Autre jour, autre aventure minuscule du Tartarin de la Rade.
Je quitte la Pointe Rouge, dépasse le Mont Rose et le bric à brac du hameau des Goudes, direction les Calanques.
Mer d'huile, je pagaye dans la gaieté.
Mais quelle est cette ligne sombre qui se dessine sur l'eau à l'horizon nord-ouest? Elle approche, vite. Elle barre toute la largeur de la mer. Une vague ? Une vague, sur la mer étale et vide de tout navire?
Fasciné, je regarde venir l'improbable apparition de la vague scélérate. Je regarde la côte de l'autre côté. Trop loin pour rallier les Goudes. Résigné, je tourne le bateau pour faire face, j'ajuste mon gilet, l'étanchéité de la jupe à ma taille, me penche en avant, me prépare à équilibrer avec la pagaie, vérifie mon leash pour ne pas la perdre. La vague arrive, la proue monte en l'air, l'onde me soulève et passe sans me désarçonner. Olé !
Retour du calme plat. C'était quoi ? Un micro séisme ? Un tsunami de pacotille ?
Depuis mon naufrage, je ne sors plus par grands vents mais j’avais oublié :
Il faut aussi se méfier de l’eau qui dort.
Comme après la vague, il ne se passe plus rien, je me calme et puis, je continue. C’est ça la vie.
Je double le Cap Croisette, me glisse dans la passe. A sa sortie, c'est magnifique. L'horizon sud-est s'ouvre sur l'enfilade des caps côtiers des Calanques jusqu'au bec de l'Aigle à la Ciotat. A droite, l'étendue marine est parsemée d'îles blanches alignées en escadre. L'archipel du Riou.
Comment résister à la suavité de l'appel des îles ?
J'y mets le cap. S'en suit une demi-heure délicate où le risque de me faire éperonner dans la traversée par des plaisanciers distraits et lourdement motorisés, m'occasionne quelques sueurs froides.

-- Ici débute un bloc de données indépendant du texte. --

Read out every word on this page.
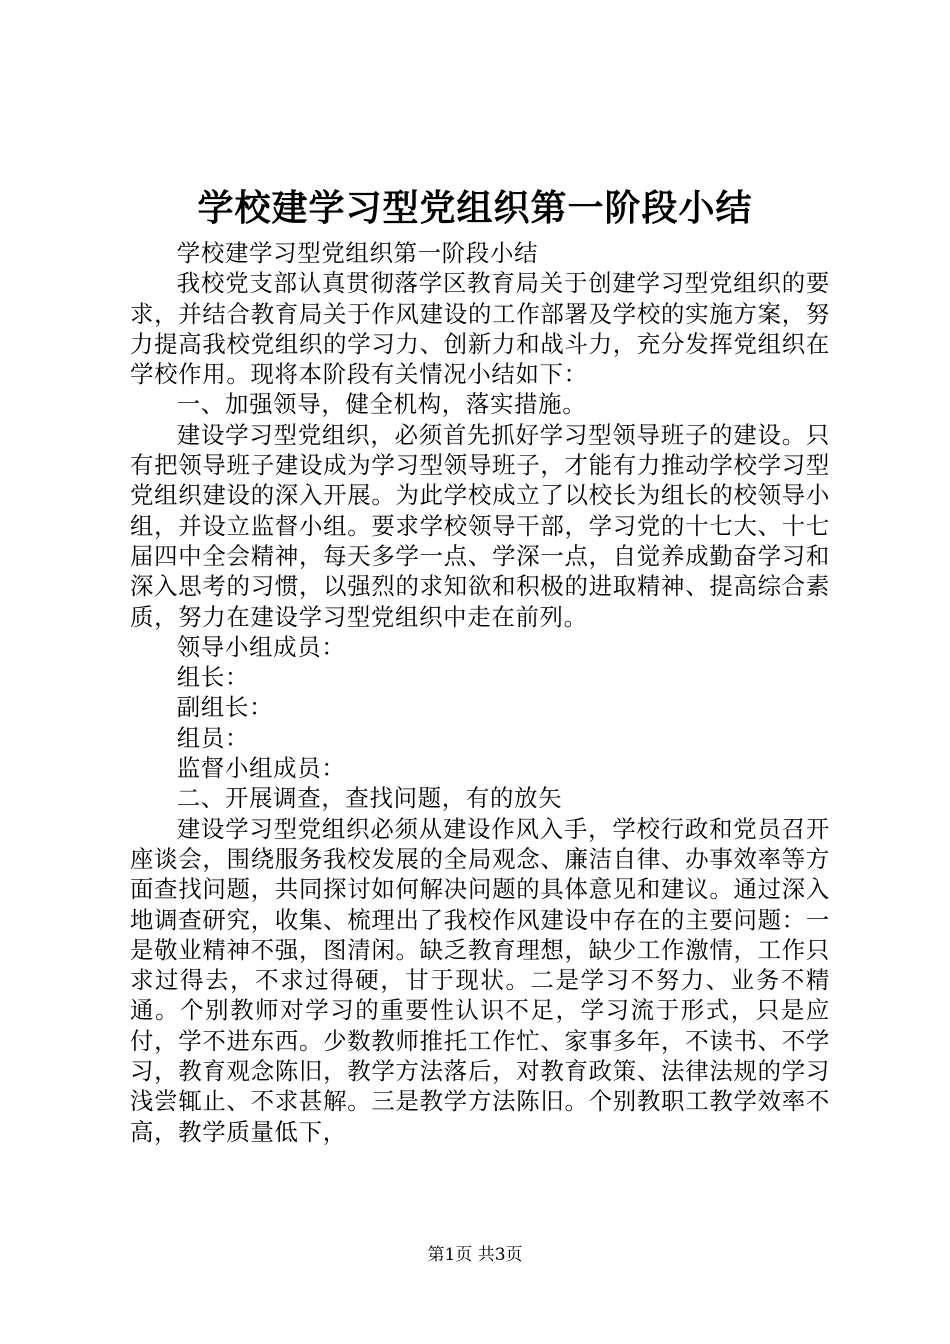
学校建学习型党组织第一阶段小结

学校建学习型党组织第一阶段小结

我校党支部认真贯彻落学区教育局关于创建学习型党组织的要求，并结合教育局关于作风建设的工作部署及学校的实施方案，努力提高我校党组织的学习力、创新力和战斗力，充分发挥党组织在学校作用。现将本阶段有关情况小结如下：

一、加强领导，健全机构，落实措施。

建设学习型党组织，必须首先抓好学习型领导班子的建设。只有把领导班子建设成为学习型领导班子，才能有力推动学校学习型党组织建设的深入开展。为此学校成立了以校长为组长的校领导小组，并设立监督小组。要求学校领导干部，学习党的十七大、十七届四中全会精神，每天多学一点、学深一点，自觉养成勤奋学习和深入思考的习惯，以强烈的求知欲和积极的进取精神、提高综合素质，努力在建设学习型党组织中走在前列。

领导小组成员：

组长：

副组长：

组员：

监督小组成员：

二、开展调查，查找问题，有的放矢

建设学习型党组织必须从建设作风入手，学校行政和党员召开座谈会，围绕服务我校发展的全局观念、廉洁自律、办事效率等方面查找问题，共同探讨如何解决问题的具体意见和建议。通过深入地调查研究，收集、梳理出了我校作风建设中存在的主要问题：一是敬业精神不强，图清闲。缺乏教育理想，缺少工作激情，工作只求过得去，不求过得硬，甘于现状。二是学习不努力、业务不精通。个别教师对学习的重要性认识不足，学习流于形式，只是应付，学不进东西。少数教师推托工作忙、家事多年，不读书、不学习，教育观念陈旧，教学方法落后，对教育政策、法律法规的学习浅尝辄止、不求甚解。三是教学方法陈旧。个别教职工教学效率不高，教学质量低下，

第1页 共3页
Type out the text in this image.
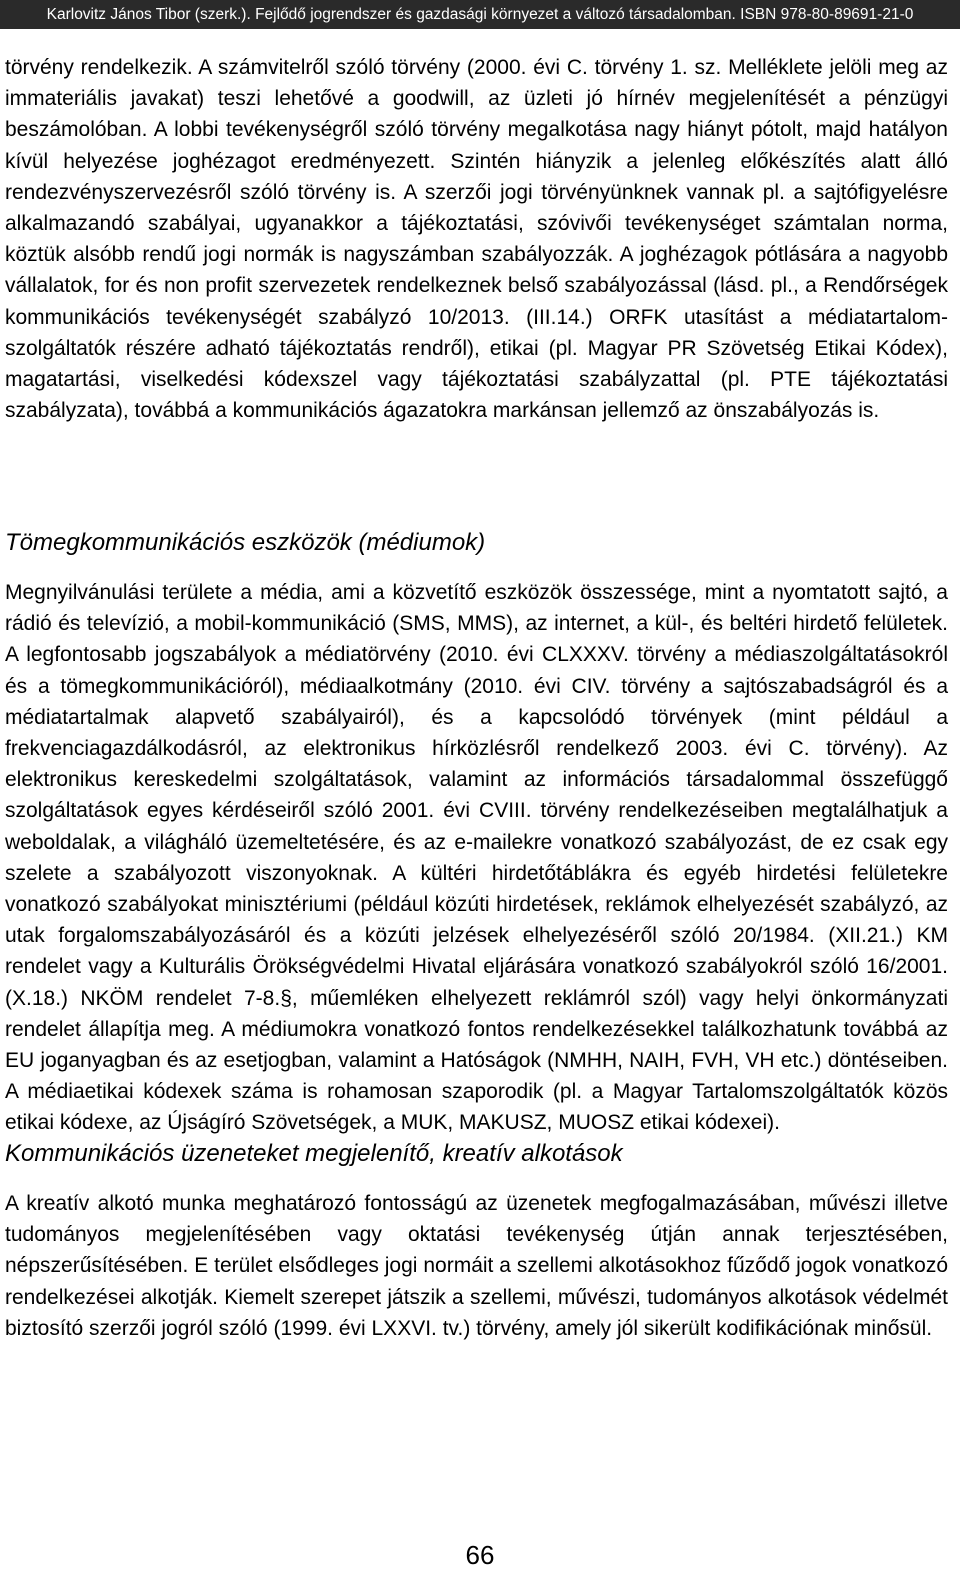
Karlovitz János Tibor (szerk.). Fejlődő jogrendszer és gazdasági környezet a változó társadalomban. ISBN 978-80-89691-21-0

törvény rendelkezik. A számvitelről szóló törvény (2000. évi C. törvény 1. sz. Melléklete jelöli meg az immateriális javakat) teszi lehetővé a goodwill, az üzleti jó hírnév megjelenítését a pénzügyi beszámolóban. A lobbi tevékenységről szóló törvény megalkotása nagy hiányt pótolt, majd hatályon kívül helyezése joghézagot eredményezett. Szintén hiányzik a jelenleg előkészítés alatt álló rendezvényszervezésről szóló törvény is. A szerzői jogi törvényünknek vannak pl. a sajtófigyelésre alkalmazandó szabályai, ugyanakkor a tájékoztatási, szóvivői tevékenységet számtalan norma, köztük alsóbb rendű jogi normák is nagyszámban szabályozzák. A joghézagok pótlására a nagyobb vállalatok, for és non profit szervezetek rendelkeznek belső szabályozással (lásd. pl., a Rendőrségek kommunikációs tevékenységét szabályzó 10/2013. (III.14.) ORFK utasítást a médiatartalom-szolgáltatók részére adható tájékoztatás rendről), etikai (pl. Magyar PR Szövetség Etikai Kódex), magatartási, viselkedési kódexszel vagy tájékoztatási szabályzattal (pl. PTE tájékoztatási szabályzata), továbbá a kommunikációs ágazatokra markánsan jellemző az önszabályozás is.

Tömegkommunikációs eszközök (médiumok)

Megnyilvánulási területe a média, ami a közvetítő eszközök összessége, mint a nyomtatott sajtó, a rádió és televízió, a mobil-kommunikáció (SMS, MMS), az internet, a kül-, és beltéri hirdető felületek. A legfontosabb jogszabályok a médiatörvény (2010. évi CLXXXV. törvény a médiaszolgáltatásokról és a tömegkommunikációról), médiaalkotmány (2010. évi CIV. törvény a sajtószabadságról és a médiatartalmak alapvető szabályairól), és a kapcsolódó törvények (mint például a frekvenciagazdálkodásról, az elektronikus hírközlésről rendelkező 2003. évi C. törvény). Az elektronikus kereskedelmi szolgáltatások, valamint az információs társadalommal összefüggő szolgáltatások egyes kérdéseiről szóló 2001. évi CVIII. törvény rendelkezéseiben megtalálhatjuk a weboldalak, a világháló üzemeltetésére, és az e-mailekre vonatkozó szabályozást, de ez csak egy szelete a szabályozott viszonyoknak. A kültéri hirdetőtáblákra és egyéb hirdetési felületekre vonatkozó szabályokat minisztériumi (például közúti hirdetések, reklámok elhelyezését szabályzó, az utak forgalomszabályozásáról és a közúti jelzések elhelyezéséről szóló 20/1984. (XII.21.) KM rendelet vagy a Kulturális Örökségvédelmi Hivatal eljárására vonatkozó szabályokról szóló 16/2001. (X.18.) NKÖM rendelet 7-8.§, műemléken elhelyezett reklámról szól) vagy helyi önkormányzati rendelet állapítja meg. A médiumokra vonatkozó fontos rendelkezésekkel találkozhatunk továbbá az EU joganyagban és az esetjogban, valamint a Hatóságok (NMHH, NAIH, FVH, VH etc.) döntéseiben. A médiaetikai kódexek száma is rohamosan szaporodik (pl. a Magyar Tartalomszolgáltatók közös etikai kódexe, az Újságíró Szövetségek, a MUK, MAKUSZ, MUOSZ etikai kódexei).

Kommunikációs üzeneteket megjelenítő, kreatív alkotások

A kreatív alkotó munka meghatározó fontosságú az üzenetek megfogalmazásában, művészi illetve tudományos megjelenítésében vagy oktatási tevékenység útján annak terjesztésében, népszerűsítésében. E terület elsődleges jogi normáit a szellemi alkotásokhoz fűződő jogok vonatkozó rendelkezései alkotják. Kiemelt szerepet játszik a szellemi, művészi, tudományos alkotások védelmét biztosító szerzői jogról szóló (1999. évi LXXVI. tv.) törvény, amely jól sikerült kodifikációnak minősül.

66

Parvenu intact à l'abri des rochers de la pointe nord de l'île du Jaron, je relâche ma main crispée sur la corne de brume (mon klaxon contre les cons) et longe la façade de l’île ouverte au large. Au bout, je me glisse dans l'interstice d'un mètre à peine qui la sépare de l'île Jarre avec la jubilation d'un rare privilège de kayakiste. Par crainte de la montée du vent qui s'esquisse, je décide de rallier la côte.
Cette traversée est moins encombrée et parvenu à la côte, j'entre dans la calanque de Marseilleveyre. J'y découvre son décor de western spaghetti -grandes agaves, tas sableux de carrière délaissée, bicoques improbables et vallon brûlé.
Je tire mon bateau sur la plage au milieu des plagistes. Une femme me lance un regard de mépris, outrée à l'idée que mon bateau pourrait porter ombre sur son corps en attente de hâle.
Pourquoi tant de haine pour un hâle ?
Pardon, Mesdames et Messieurs, ai-je marmonné, je ne vais pas tarder, juste le temps de reposer mon dos et mon fessier et de me sustenter.
C'est que les thermiques vont se lever. Le passage des Croisettes au retour va devenir difficile. Le vent y soufflera renforcé par l'effet d'entonnoir.
De toute façon, je le sais, de l'autre côté de la passe, la mer se fera hachée et dure. Voilà que monte en moi l'inquiétude du kayakiste éreinté par dix miles ramés alors que le vent se met à siffler dans mes oreilles.
C'est que je ne suis plus jeune et je ne suis pas un marin.
Je ne suis qu'un promeneur distrait qui se risque avec un engin minuscule dans l'immensité vite effrayante de la mer agitée.
Une imprudence, une folie de vouloir faire ces deux choses à la fois : Naviguer en mer avec une coquille de noix et rêver.
Les vrais sportifs quand ils rament, rament, un point c'est tout et ainsi, s’ils se dépensent, économisent ce qu’ils nomment « leur mental ».
L'un deux m'a lancé un jour en me doublant avec son engin fuselé : « Drôle d'engin. Pas mal cette pagaie. Ce que l'on fait de mieux en grand public. Vous avancez bien pour quelqu'un qui rame aussi mal !»
J'ai humblement demandé conseil. Il a daigné me lâcher quelques mots très utiles sur les bons gestes à déployer que je me suis appliqué à pratiquer. Après quoi, il a vite rejoint l'engin de sa belle amie, visiblement contrariée et dans l'incompréhension que son fringant étalon puisse perde la cadence pour un Bidochon.